In summary, the output suggests that there are no strong linear relationships between age, billing amount, and length of stay among the patients. All these correlations are very close to zero, indicating that changes in one of these variables do not reliably predict changes in the others.
aggregate(Age ~ Gender, data = healthcare, mean)
## Gender Age
## 1 Female 51.60847
## 2 Male 51.29117
The average age of both male and female patients are the same. All patient’s regardless of their gender fall within the same age group.
aggregate(Billing.Amount ~ Medical.Condition, data = healthcare, mean)
## Medical.Condition Billing.Amount
## 1 Arthritis 25187.63
## 2 Asthma 25416.87
## 3 Cancer 25539.10
## 4 Diabetes 26060.12
## 5 Hypertension 25198.03
## 6 Obesity 25720.84
For instance, the data suggests that on average, diabetes has the highest associated billing amount, while arthritis and hypertension have relatively lower average billing amounts.
aggregate(Length.of.Stay ~ Admission.Type, data = healthcare, mean)
## Admission.Type Length.of.Stay
## 1 Elective 15.60117
## 2 Emergency 15.60974
## 3 Urgent 15.47656
Elective: The average length of stay is approximately 15.60 days. Emergency: The average length of stay is approximately 15.61 days. Urgent: The average length of stay is approximately 15.48 days. These results suggest that the length of hospital stay is quite similar across the three types of admission, with very slight variations. In particular, there’s only a marginal difference in the average length of stay between elective and emergency admissions.
The analysis of the data set reveals insightful trends and characteristics about patient population and hospital admissions. Patient age range spans from 18 to 85 years, with a median and mean age close to 52 years, indicating a well-distributed age profile across young, middle-aged, and elderly patients. This diversity in age groups underscores the need for a wide range of medical services and specialized care to cater to the varied health needs of different age groups. Additionally, admissions data show a near-even split between genders, suggesting that healthcare services are accessed equally by both male and female patients. In terms of medical conditions, the average billing amounts vary slightly across different diagnoses such as Arthritis, Asthma, Cancer, Diabetes, Hypertension, and Obesity, but not significantly, pointing towards a consistent billing policy.
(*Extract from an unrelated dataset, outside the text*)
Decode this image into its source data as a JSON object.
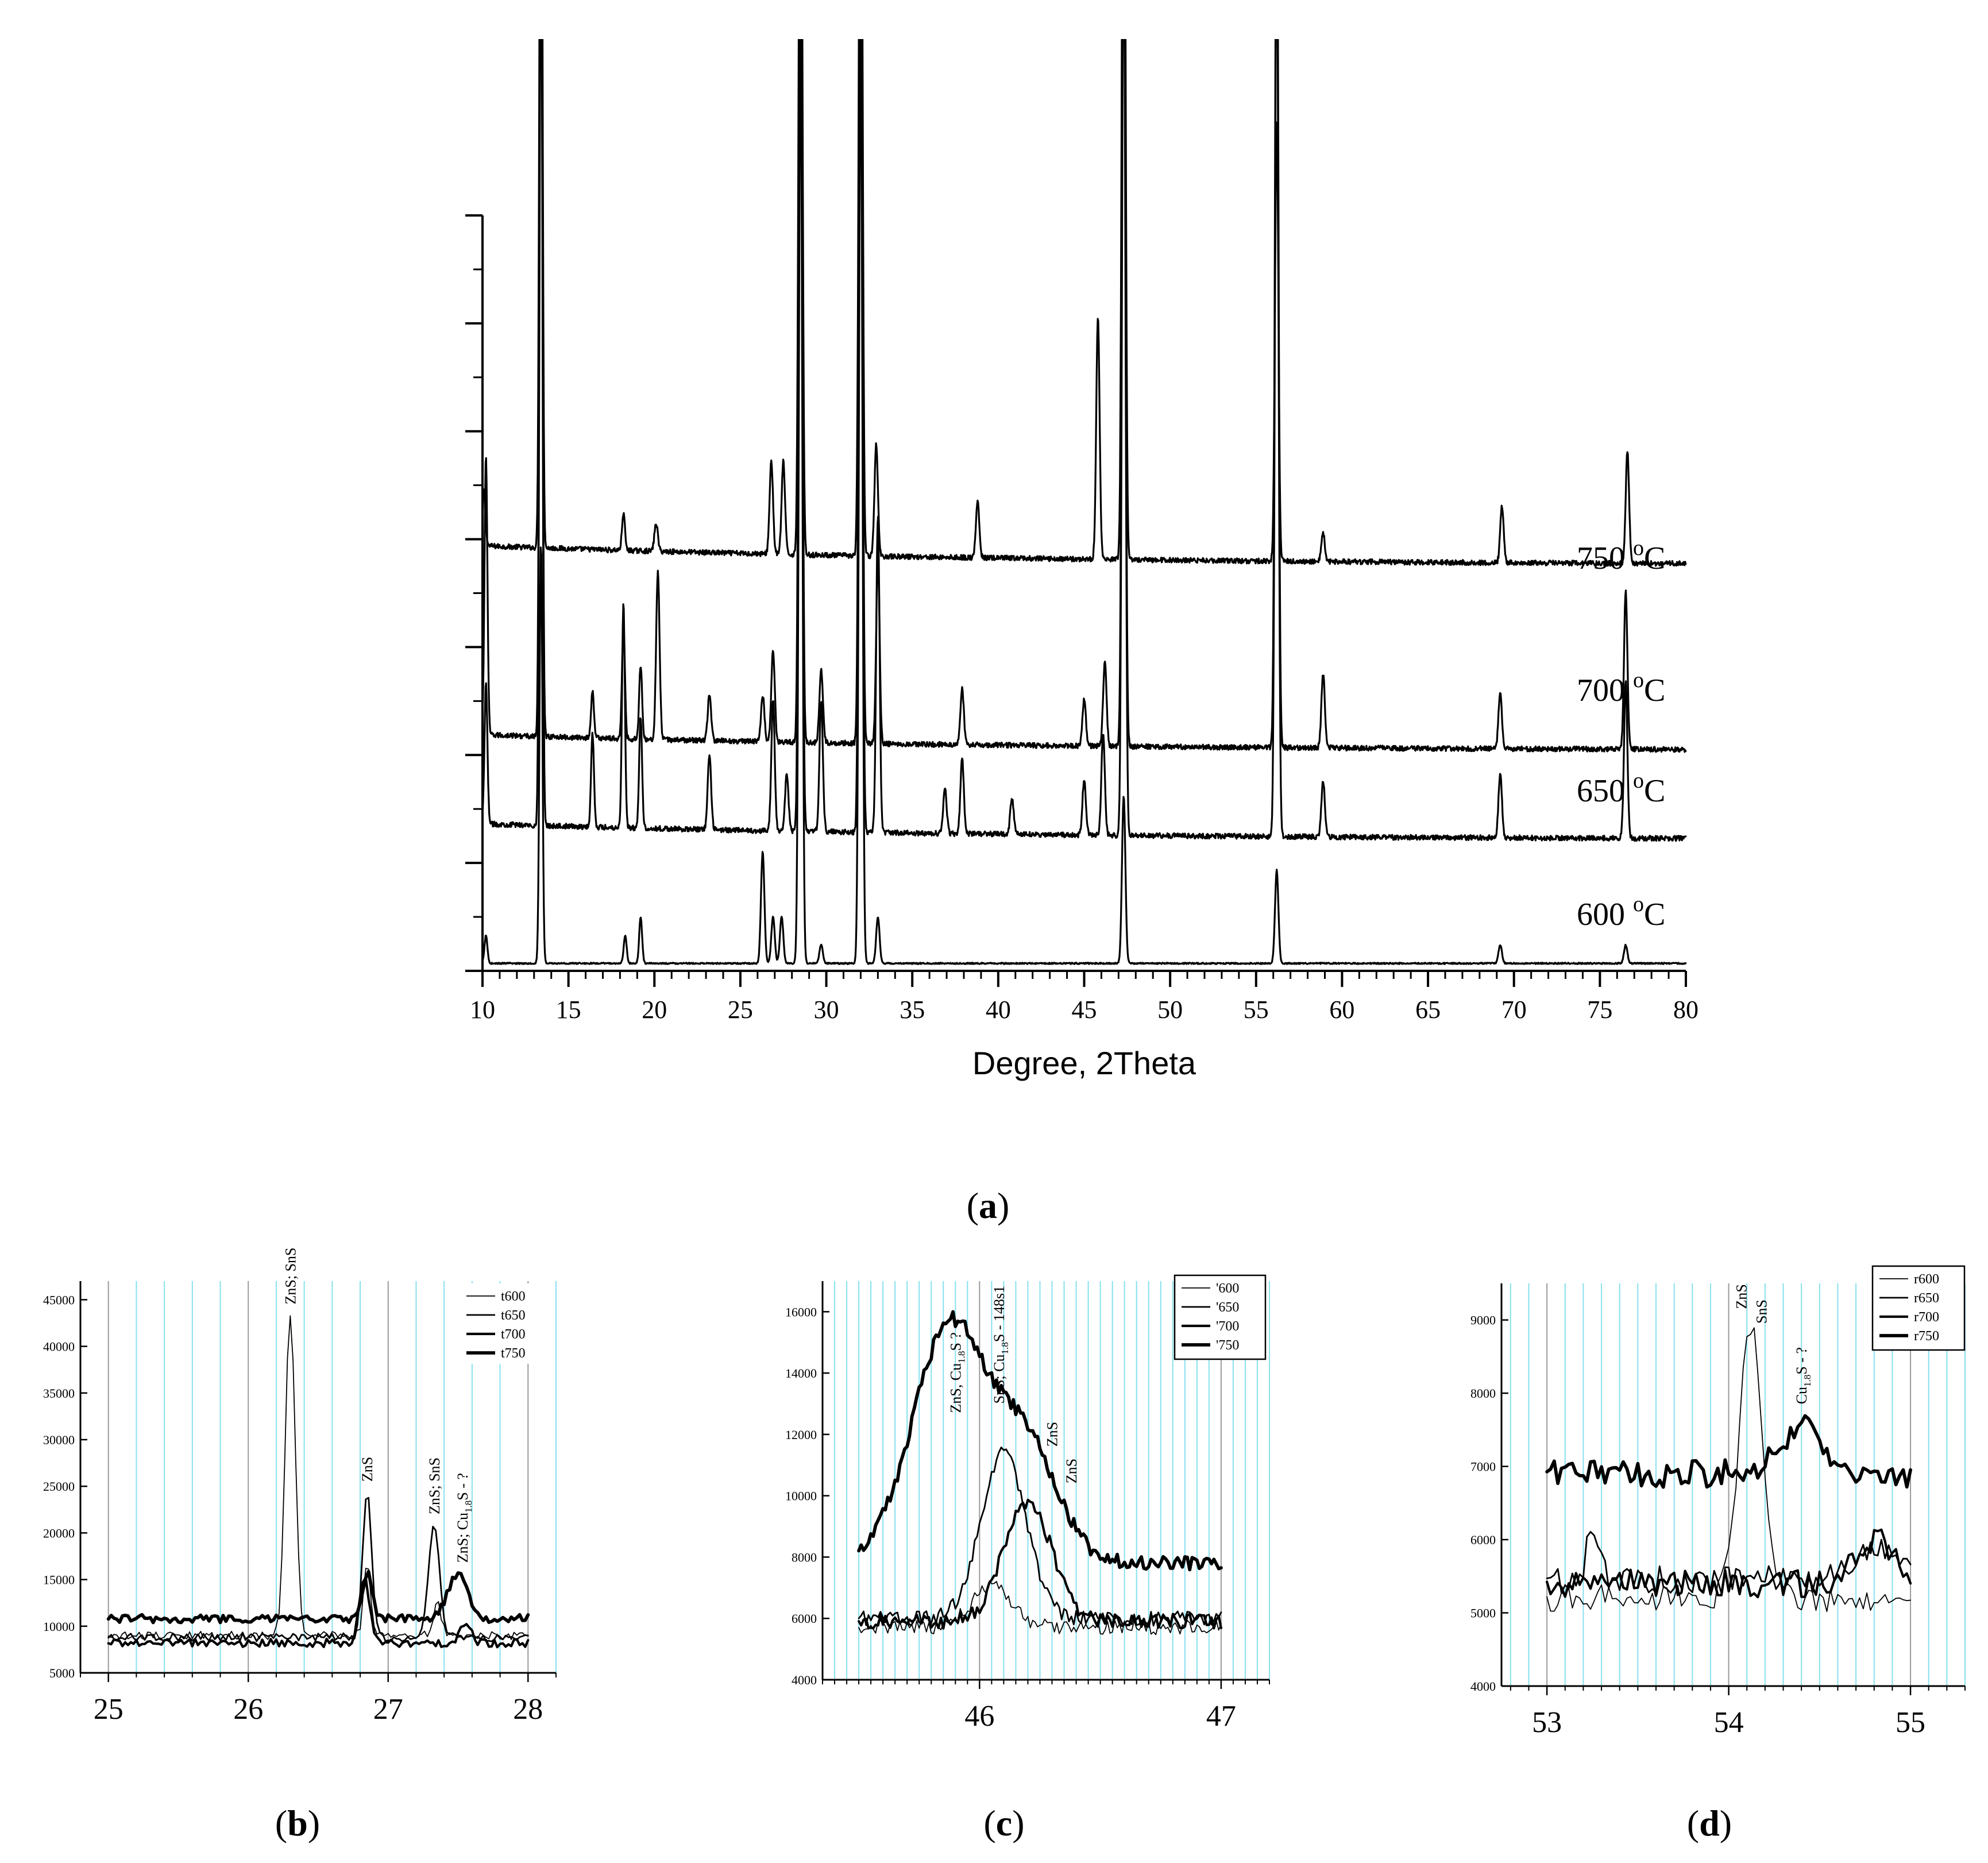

The financial aspect of healthcare services was examined through the billing amounts and length of stay associated with various medical conditions and admission types. The skewness of the billing amount distribution is remarkably low (0.0127), indicating a symmetrical distribution with no significant outliers, which suggests a consistent and equitable billing practice. This is crucial for maintaining trust and transparency with patients and their families. Furthermore, the average length of stay for patients, regardless of the admission type (Elective, Emergency, or Urgent), hovers around 15.5 days, suggesting effective and efficient patient care and hospital resource utilization. This consistency in length of stay, irrespective of the urgency of admission, demonstrates hospital’s commitment to providing timely and quality care to all patients.